Disclaimer: Everything written here is based on personal point of view. Therefore some facts may not suit your experiences and/or expectations.
FYI: What is cliche?
- a saying or remark that is very often made and is therefore not original and not interesting
- an idea or expression that has been used too often and is often considered a sign of bad writing or old-fashioned thinking
– Cambridge Dictionary
Cliche 1: Japanese people eat Sushi a lot
This is not a cliche. Japanese do eat sushi. It’s very popular among foreigners as well.
While any shopping malls and even convenience stores in Japan sell sushi, there are not so many kinds of sushi.
You may have thought that sushi is always very expensive. It’s wrong.
In Japan, due to the cheap price and great varieties, it’s actually very handy for parents of young kids. Thus, Japanese people grow up with sushi being a common meal.
For that matter, some say that sushi just “rice and fish”. Salad is actually more complicated food to prepare.
Cliche 2: Japanese people often wear Kimono / Yukata
True and False.
Regarding to kimonos, it’s not so true because some girls wear Kimono once or twice in their lives and that’s all. They are extremely expensive.
But as for yukatas, it’s true.
Most foreigners are not even aware of the existence of Yukata. They are basically the cheap version of kimonos. People wear them especially during summer and go to join summer festivals and enjoy fireworks.
There are some differences between kimonos and yukatas. If you are interested in it, you can read more about it in this article “6 ways of yukata date“.
Cliche 3: Japanese people have difficult work life
Japanese people work very hard and can be qualifies as workaholics. Let me give you 3 examples.
Case 1: Waiting for a boss leaving
First, many Japanese are under weird habitat, which is that they can’t go home until their boss leaves the office!!
That’s because it may offend their boss or they may think that you are not motivated, unless you are the salesperson who keeps bringing a lot of profit.
Some workers wait for their boss to leave or tell them not to mind him and go home. This habit/tradition forces Japanese workers to work longer.
In the past, Samurai had a certain discipline called Bushido, Japanese chivalry. They also highly respected people who are older or higher positions. Perhaps, Bushido is somehow still alive in a different way?
Case 2: Overtasking
Second, the company gives them too many tasks to be finished in a delimited time.
The worst job I ever heard of is being school teachers, especially, at junior high school. Teachers cannot exceed 8 working hours by law excluding lunch time.
Normally lunch time is 1 hour so they need to stay 9 hours at school. However, most young teachers need to take care of club activities (extracurricular activities) because public schools don’t have enough budget to hire coaches from third parties.
Club activities take 1 hour or so almost all weekdays. After that, they have to check homeworks, mark exams and talk with parents if necessary. Some teachers work on those tasks on weekends as well at home.
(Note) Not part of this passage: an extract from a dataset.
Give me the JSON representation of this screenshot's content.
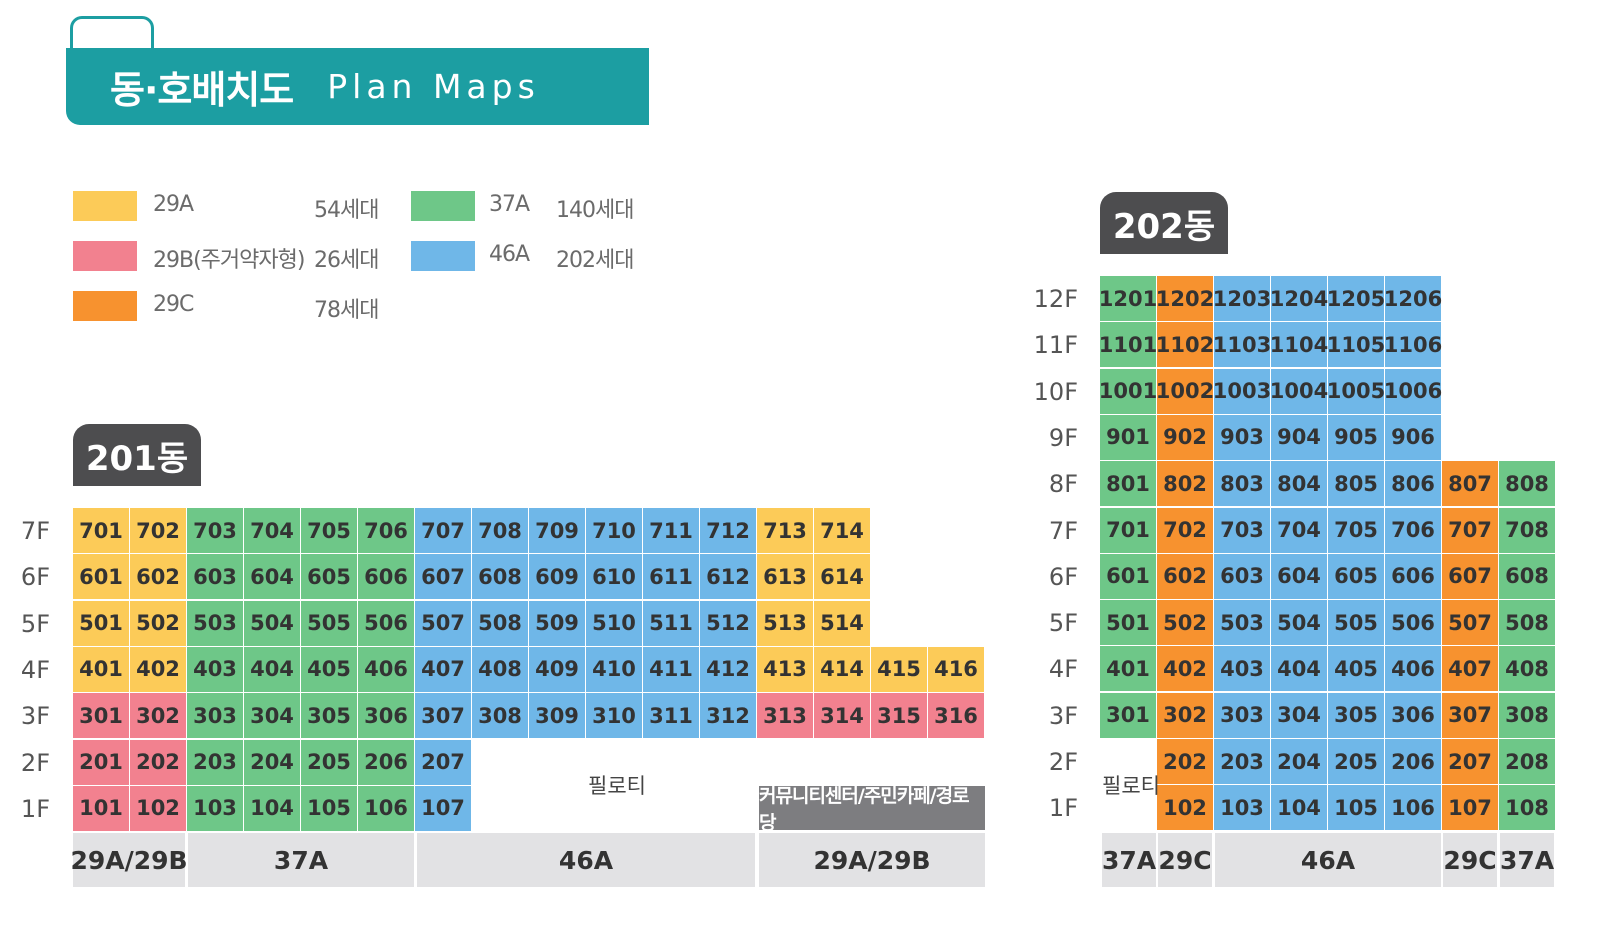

Case 3: Giving up on holidays
The last one is that it’s very hard to have paid vacations.
With those circumstances I mentioned above, Japanese workers tend to give up their right for vacation.
The more days off they take, the harder they have to work. They are afraid of paying a higher price after the vacation.
In the worst case, some nasty bosses evaluate those who take paid vacations and enjoy spending relaxing time on the beach very bad. And workers who want to get promoted end up forgetting about vacations.